Nuclear DNA has histones which protects it from damage by radicals wheras mitochondrial DNA lacks histones and its DNA is proximal to the cellular membrane.

Question 17

Where are most radical species formed?

Answer 17

coenzyme q which is found in the mitochondria

Question 18

Functions of NO?

Answer 18

1. ) neurotransmitter

2. ) As a hormone that causes vasodilation

Question 19

How many electrons does NO have and what does it bind to?

Answer 19

one electron and binds to other compounds with one electron like Fe3+

Question 20

How is RNOS formed?

Answer 20

NO combines with O2 or superoxide to form additional reactive and toxic species that contains both - RNOS

Question 21

What is RNOS involved in?

Answer 21

1. ) neurodegenerative diseases like parkinsons

2. ) in chronic inflammatory diseases like rheumatoid arthiritis

Question 22

What are the toxic effects of NO?

Answer 22

By combining to Fe containing compounds that also have one electron, the major sites of destruction are Fe-S centres, Fe-Heme proteins

Question 23

Consequences of the formation of RNOS?

Answer 23

1. ) Inhibition of enzymes
2. ) Mitochondrial lip peroxidation
3. ) Inhibition of ETC and energy depletion
4. ) SS or DS breaks in DNA
5. ) Modification of bases in DNA

Question 24

What is the formation of free radicals during phagocytosis?

Answer 24

NADPH Oxidase: Transfers electrons from NADPH to O2 to form superoxide which is effective agaiinst bacterial infection.

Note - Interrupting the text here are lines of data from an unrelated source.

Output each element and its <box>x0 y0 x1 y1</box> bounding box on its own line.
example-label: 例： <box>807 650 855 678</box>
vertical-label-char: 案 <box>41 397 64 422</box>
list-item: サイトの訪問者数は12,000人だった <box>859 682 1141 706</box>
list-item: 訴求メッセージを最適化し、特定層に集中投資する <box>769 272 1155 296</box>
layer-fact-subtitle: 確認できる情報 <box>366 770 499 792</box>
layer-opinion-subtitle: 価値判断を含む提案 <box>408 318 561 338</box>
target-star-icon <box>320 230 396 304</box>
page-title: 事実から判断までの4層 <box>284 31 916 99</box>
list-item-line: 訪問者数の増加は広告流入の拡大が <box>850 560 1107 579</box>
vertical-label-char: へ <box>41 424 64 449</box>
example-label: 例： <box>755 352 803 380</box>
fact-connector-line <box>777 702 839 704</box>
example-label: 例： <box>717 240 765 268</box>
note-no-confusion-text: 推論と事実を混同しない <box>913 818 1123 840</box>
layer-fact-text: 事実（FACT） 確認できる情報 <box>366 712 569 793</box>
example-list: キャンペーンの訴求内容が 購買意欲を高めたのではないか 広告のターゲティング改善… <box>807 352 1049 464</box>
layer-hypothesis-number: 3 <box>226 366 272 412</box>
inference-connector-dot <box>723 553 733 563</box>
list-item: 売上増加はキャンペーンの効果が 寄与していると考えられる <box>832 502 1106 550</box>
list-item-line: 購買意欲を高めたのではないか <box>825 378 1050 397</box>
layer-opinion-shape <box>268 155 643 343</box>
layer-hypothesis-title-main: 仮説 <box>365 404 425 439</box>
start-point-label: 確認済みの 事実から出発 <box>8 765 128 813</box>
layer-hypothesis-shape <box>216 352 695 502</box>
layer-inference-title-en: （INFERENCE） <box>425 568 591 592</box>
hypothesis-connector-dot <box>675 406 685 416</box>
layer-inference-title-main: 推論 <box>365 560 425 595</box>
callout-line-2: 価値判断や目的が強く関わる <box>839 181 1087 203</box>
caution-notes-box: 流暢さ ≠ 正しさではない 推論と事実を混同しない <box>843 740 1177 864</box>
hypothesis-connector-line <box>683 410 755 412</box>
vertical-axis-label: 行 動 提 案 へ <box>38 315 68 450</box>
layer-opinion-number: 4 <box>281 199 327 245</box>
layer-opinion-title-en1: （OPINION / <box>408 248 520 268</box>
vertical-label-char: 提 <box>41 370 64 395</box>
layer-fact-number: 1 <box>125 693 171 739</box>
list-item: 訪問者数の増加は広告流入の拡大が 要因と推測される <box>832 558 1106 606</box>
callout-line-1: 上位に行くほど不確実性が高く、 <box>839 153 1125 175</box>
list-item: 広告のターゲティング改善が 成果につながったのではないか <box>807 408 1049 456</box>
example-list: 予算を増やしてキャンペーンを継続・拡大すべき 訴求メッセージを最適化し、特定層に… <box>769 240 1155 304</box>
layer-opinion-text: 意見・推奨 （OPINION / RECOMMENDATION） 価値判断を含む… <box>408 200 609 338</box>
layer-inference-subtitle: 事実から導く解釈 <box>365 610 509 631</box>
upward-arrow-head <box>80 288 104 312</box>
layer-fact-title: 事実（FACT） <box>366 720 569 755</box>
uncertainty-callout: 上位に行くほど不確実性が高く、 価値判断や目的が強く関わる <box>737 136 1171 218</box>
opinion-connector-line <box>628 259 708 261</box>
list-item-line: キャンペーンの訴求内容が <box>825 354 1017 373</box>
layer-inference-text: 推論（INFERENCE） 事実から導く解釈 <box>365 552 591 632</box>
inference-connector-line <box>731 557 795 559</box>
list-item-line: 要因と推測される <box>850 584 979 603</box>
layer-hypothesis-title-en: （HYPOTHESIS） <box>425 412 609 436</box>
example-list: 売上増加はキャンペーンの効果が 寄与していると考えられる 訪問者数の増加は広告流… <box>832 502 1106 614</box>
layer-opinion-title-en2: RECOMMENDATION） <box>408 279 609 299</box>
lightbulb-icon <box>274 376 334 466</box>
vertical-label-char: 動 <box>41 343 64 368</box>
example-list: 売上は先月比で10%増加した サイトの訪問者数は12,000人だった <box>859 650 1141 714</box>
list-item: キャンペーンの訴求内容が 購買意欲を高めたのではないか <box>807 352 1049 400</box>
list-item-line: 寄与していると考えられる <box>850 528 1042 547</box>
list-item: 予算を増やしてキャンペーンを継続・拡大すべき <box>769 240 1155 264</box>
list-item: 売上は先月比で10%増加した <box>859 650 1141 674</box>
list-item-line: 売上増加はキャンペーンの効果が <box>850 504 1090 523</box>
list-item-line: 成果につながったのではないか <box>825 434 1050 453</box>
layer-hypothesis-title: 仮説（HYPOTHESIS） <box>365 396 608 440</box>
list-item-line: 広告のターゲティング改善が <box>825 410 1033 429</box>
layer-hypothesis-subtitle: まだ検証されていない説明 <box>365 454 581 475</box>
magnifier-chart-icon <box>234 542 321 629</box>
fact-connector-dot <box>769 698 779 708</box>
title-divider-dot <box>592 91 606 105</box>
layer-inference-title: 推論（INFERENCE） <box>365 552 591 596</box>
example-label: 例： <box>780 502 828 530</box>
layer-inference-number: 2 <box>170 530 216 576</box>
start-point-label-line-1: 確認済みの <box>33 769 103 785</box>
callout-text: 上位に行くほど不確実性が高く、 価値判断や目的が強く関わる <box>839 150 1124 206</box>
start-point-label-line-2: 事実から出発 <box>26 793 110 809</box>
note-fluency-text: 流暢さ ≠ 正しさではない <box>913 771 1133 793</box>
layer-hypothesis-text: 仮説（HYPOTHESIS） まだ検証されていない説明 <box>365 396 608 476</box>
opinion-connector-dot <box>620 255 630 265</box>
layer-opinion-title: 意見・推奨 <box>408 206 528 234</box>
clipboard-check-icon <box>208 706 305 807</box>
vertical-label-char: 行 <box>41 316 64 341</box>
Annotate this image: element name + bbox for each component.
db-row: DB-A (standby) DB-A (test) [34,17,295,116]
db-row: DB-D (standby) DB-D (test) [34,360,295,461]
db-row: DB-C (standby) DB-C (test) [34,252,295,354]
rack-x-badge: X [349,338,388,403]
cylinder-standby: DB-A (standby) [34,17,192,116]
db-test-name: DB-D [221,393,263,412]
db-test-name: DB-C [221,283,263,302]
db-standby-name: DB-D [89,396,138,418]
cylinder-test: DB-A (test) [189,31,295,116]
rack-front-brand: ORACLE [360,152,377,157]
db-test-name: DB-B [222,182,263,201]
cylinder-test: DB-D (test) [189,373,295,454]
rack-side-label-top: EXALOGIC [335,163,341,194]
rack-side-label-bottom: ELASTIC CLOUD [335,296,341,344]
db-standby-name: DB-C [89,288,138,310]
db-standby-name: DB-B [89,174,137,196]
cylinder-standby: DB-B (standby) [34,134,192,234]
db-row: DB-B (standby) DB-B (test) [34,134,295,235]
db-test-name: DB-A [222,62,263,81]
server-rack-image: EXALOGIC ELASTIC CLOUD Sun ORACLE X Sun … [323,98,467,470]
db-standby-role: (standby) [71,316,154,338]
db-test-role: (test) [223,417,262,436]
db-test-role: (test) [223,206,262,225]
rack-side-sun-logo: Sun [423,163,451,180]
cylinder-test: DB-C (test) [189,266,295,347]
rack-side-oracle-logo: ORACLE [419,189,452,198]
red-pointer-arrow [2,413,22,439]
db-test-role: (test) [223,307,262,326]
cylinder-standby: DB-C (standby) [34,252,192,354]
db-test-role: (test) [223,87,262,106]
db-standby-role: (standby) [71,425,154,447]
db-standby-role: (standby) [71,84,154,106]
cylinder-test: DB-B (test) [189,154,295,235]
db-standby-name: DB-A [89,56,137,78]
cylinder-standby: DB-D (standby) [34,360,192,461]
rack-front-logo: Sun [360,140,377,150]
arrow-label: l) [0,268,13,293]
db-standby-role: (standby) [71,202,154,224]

Myeloperoxidase and hypochlorous acid - bacteria lose membrane transport and ability to synthesize ATP or ETC damage.

Part of the human antimicrobial defence system.

Question 25

What are the antioxidant scavenging enzymes?

Answer 25

Superoxide dismutase
Catalase
Glutathione peroxidase
Glutathion reductase

Question 26

What are the non enzymatic antioxidants?

Answer 26

VItamin: E, C, cartenoids (precursor of vitamin A) and dietary antioxidants like flavonoids (red wine, green tea and chocolate).

Question 27

What are the endogenous antioxidants?

Answer 27

Uric acid - degredation product of purines

Melatonin - receptor functions but also a free radical scavenger

Question 28

ALS?

Answer 28

both environment and genetic disease where it is caused by mutations in superoxide leading to a difficulty in disposing of superoxide radicals, leading to cell damage caused by excessive ROS.